As the favourable polymorphism has a substantially higher frequen

As the favourable polymorphism has a substantially higher frequency in European than African populations (75% vs. 40% respectively) this factor has been estimated to contribute to approximately half the difference in response rates between these racial groups. Testing for the IL28B polymorphism is not yet routinely available. However, future treatment regimens may be influenced and individualized according to the presence or absence of the polymorphism. HCV RNA should be assessed in

all HIV-positive persons as approximately 6% of these individuals fail to develop detectable HCV antibodies selleck kinase inhibitor so a negative antibody test result should not be interpreted as indicating that the patient does not have HCV infection [27]. Patients coinfected Kinase Inhibitor Library research buy with HIV and HCV have an approximately twofold greater risk of developing cirrhosis and progress more rapidly to liver failure compared with HCV monoinfected individuals [29]. The importance

of the need to treat HCV in this patient group should therefore be emphasized. To optimize response to anti-HCV treatment HIV infection should be fully suppressed using HAART. HAART regimens should not include zidovudine (AZT) as this is contraindicated with ribavirin because of the potential for severe anaemia [30]. Didanosine and stavudine should also be avoided because of the interaction with ribavirin and the risk of potentially fatal lactic acidosis [31]. There is oxyclozanide evidence that abacavir may be associated with poor treatment responses to HCV combination therapy because of an inhibitory effect on ribavirin so this should be considered if it is to be included in HAART regimens [32]. HIV non-progressors who are maintaining normal CD4 counts not on HAART should also be encouraged to undertake HCV treatment. Co-infected patients have lower SVRs with PegIFN/ribavirin treatment compared with monoinfected individuals. In the meta-analysis reported by Franchini co-infected patients had an overall SVR of 29% [26]. The indications for liver transplantation in HCV infected bleeding disorder patients who have progressed to end-stage

liver disease or have developed HCC are no different from other patients. HIV co-infected patients with non-progression of HIV infection or with stable disease on HAART should also be considered for transplantation [33]. All patients undergoing transplantation will acquire HCV infection in the new liver with a variable outcome in time.
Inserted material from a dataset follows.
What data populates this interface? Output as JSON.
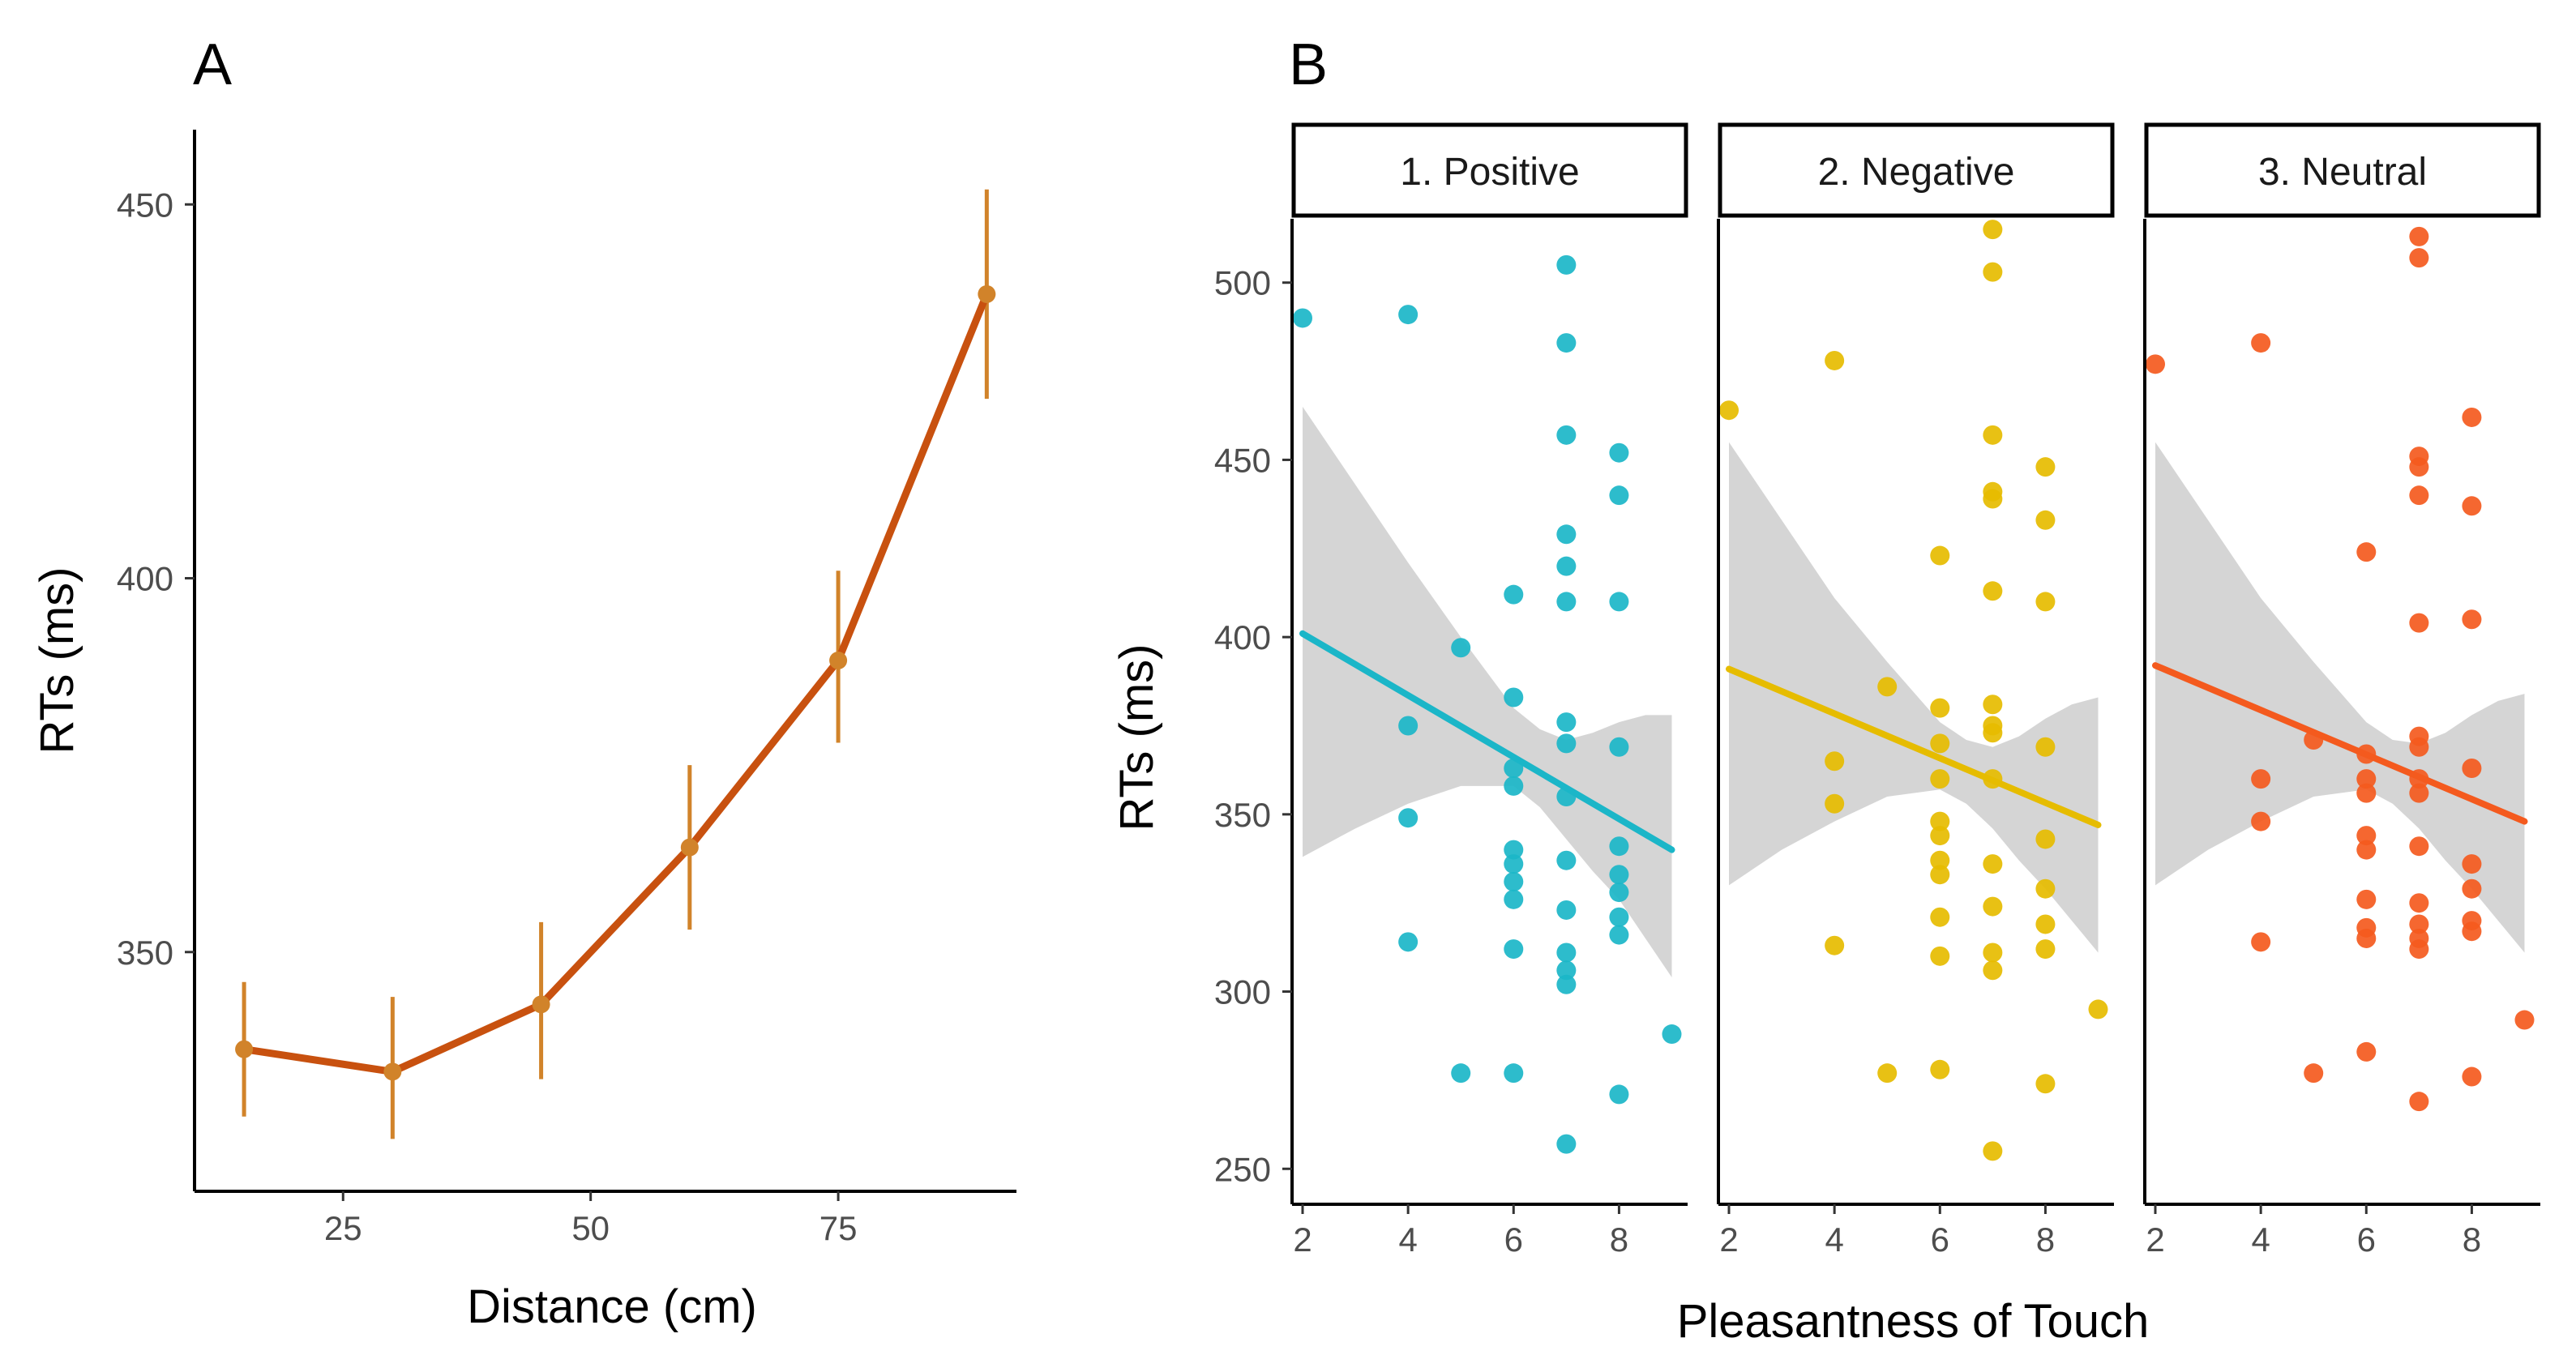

However, co-infected patients have a more rapid progression to fibrosis and a lower survival rate following liver transplantation than HCV monoinfected individuals [34]. New antiviral therapies including HCV nucleoside protease inhibitors (Telaprevir, Boceprevir), polymerase inhibitors and non-nucleoside polymerase inhibitors have been developed for use against genotype 1 virus and should become an integral part of eradication regimens in the near future [35].